Want van lieverlee wordt vriendschap verwantschap. Je hebt elkaars vader en
moeder gekend, die zo nodig een pleister plakten op de knie die je in hun tuin
stukviel. Met een kusje toe. Troostrijk. Sommigen zagen me als een bonuskind.
Nauwelijks lasten, want na verloop van tijd ging ze weer naar huis, u kent dat
misschien. Zelf vind ik het dierbaar wanneer wij in elkaar soms onverwacht iets
terugzien van onze ouders. Zelfs al zijn het trekjes, waar je vroeger samen
hard om moest lachen, terwijl je uitriep: “Zo word ik nooit, hoor!” Grappig,
hoe de geschiedenis zich verpletterend kan herhalen.
Terwijl ik
achtereenvolgens de Lek, de Bovenmerwede en de Bergsche Maas overbrug – het
lijkt een wereldreis – zijn er veel vriendinnen en gebeurtenissen mijn revue
gepasseerd. Veel landschappen ook, waarvan ik de schoonheid heb mogen
ondervinden. Dat goudgeel van het bloeiende koolzaad in Zuid-Holland, de
vrolijk dartelende lammeren in het sappige voorjaarsgras van vele weilanden, de
uiterwaarden. Zwemmen met mijn drie labradors bij het stille strandje van de
rivier tussen Sleeuwijk en Werkendam. Het onnoemelijke schouwspel van de
ondergaande zon, weerspiegeld in dat gestaag voort stromende water. Het knotten
van wilgen in eindeloos berijpte landerijen. Zoveel rijkdom in alleen maar één
– naar ik hoop nog heel lang onvolbracht – mensenleven.
En dan: een laatste
stoplicht, een saaie woonwijk, de prachtige kerk waar ik moet zijn in het hier
en nu. Hoe dierbaar is het dat je het vertrouwen wint van de vrienden van je
ouders, zodat ze je onvoorwaardelijk omarmen. Dat je die vriendschappen zomaar
mag overnemen en cadeau krijgt, opdat je postuum leert losse verbanden te
begrijpen.
Tot ten slotte ook van
deze vriend het laatste uur geslagen heeft en je in de stoet meeloopt naar zijn
graf. In zijn hart rusten onbetwist duizenden herinneringen, een schatkist vol.

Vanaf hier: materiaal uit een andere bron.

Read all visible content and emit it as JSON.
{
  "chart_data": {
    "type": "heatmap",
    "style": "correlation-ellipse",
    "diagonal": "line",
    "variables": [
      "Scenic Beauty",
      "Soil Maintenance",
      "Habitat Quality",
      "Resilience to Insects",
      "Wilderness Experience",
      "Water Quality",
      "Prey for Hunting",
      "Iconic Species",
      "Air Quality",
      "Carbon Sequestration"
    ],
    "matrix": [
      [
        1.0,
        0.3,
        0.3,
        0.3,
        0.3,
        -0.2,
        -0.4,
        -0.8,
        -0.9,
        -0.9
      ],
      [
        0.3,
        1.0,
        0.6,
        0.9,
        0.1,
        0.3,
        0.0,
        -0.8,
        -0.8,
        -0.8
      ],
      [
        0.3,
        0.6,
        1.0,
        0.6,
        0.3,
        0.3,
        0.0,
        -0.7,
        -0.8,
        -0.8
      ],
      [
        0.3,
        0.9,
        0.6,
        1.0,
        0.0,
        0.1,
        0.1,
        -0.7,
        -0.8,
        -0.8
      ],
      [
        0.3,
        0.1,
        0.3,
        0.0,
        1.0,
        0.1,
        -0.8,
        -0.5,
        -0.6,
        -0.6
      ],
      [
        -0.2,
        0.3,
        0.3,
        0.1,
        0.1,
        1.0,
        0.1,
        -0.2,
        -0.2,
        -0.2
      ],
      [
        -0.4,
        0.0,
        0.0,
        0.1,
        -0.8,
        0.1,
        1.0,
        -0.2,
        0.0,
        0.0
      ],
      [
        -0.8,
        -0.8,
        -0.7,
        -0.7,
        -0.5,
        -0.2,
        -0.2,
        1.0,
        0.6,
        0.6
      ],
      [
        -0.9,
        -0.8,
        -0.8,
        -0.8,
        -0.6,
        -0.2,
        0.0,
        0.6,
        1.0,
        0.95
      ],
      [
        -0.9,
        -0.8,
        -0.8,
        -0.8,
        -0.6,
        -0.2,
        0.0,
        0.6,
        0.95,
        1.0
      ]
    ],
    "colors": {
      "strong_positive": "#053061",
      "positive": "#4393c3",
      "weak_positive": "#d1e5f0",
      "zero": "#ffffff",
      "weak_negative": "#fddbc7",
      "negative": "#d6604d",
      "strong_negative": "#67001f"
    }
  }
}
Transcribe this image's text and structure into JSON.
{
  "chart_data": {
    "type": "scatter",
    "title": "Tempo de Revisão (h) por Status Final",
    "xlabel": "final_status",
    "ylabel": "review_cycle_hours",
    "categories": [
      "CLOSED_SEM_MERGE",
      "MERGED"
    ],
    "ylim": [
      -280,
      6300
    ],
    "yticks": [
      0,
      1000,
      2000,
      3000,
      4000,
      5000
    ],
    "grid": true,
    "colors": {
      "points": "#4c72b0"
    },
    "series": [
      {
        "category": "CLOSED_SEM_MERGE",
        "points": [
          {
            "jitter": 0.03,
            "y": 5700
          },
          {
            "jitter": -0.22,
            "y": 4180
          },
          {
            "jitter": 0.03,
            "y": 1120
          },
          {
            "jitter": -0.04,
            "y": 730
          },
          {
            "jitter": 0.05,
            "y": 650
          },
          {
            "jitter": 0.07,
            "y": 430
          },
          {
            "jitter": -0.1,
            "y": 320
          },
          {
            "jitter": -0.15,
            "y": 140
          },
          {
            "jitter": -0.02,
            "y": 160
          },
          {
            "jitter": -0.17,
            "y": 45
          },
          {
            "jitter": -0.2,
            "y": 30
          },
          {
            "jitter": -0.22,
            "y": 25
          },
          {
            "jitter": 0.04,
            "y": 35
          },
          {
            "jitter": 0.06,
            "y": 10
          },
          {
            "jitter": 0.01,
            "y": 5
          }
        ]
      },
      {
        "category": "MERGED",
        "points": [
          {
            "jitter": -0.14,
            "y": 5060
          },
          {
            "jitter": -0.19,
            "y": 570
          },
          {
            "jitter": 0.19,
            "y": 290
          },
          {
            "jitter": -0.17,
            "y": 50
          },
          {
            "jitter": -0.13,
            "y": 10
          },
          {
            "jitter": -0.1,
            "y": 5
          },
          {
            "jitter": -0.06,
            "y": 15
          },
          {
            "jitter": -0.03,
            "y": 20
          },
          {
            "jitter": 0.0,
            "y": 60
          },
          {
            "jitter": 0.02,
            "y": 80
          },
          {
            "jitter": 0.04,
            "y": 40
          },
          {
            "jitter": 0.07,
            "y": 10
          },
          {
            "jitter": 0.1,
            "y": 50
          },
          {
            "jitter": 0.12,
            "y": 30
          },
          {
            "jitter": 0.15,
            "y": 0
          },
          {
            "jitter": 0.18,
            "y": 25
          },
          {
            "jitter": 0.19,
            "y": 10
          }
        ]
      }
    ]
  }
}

Daartussen glinstert wat van degene uit wie ik voortkwam. Hoe wonderlijk dat
iets van mij zich daar tegenaan mag schurken. Dat maakt de dood opeens een
beetje minder pijnlijk. Hoe nabij kun je elkaar zijn? Door er zo naar te kijken
is dit misschien een verse pleister op de wond? Wellicht ook voor u... Van
harte wens ik iedereen, die het nodig heeft, troost toe.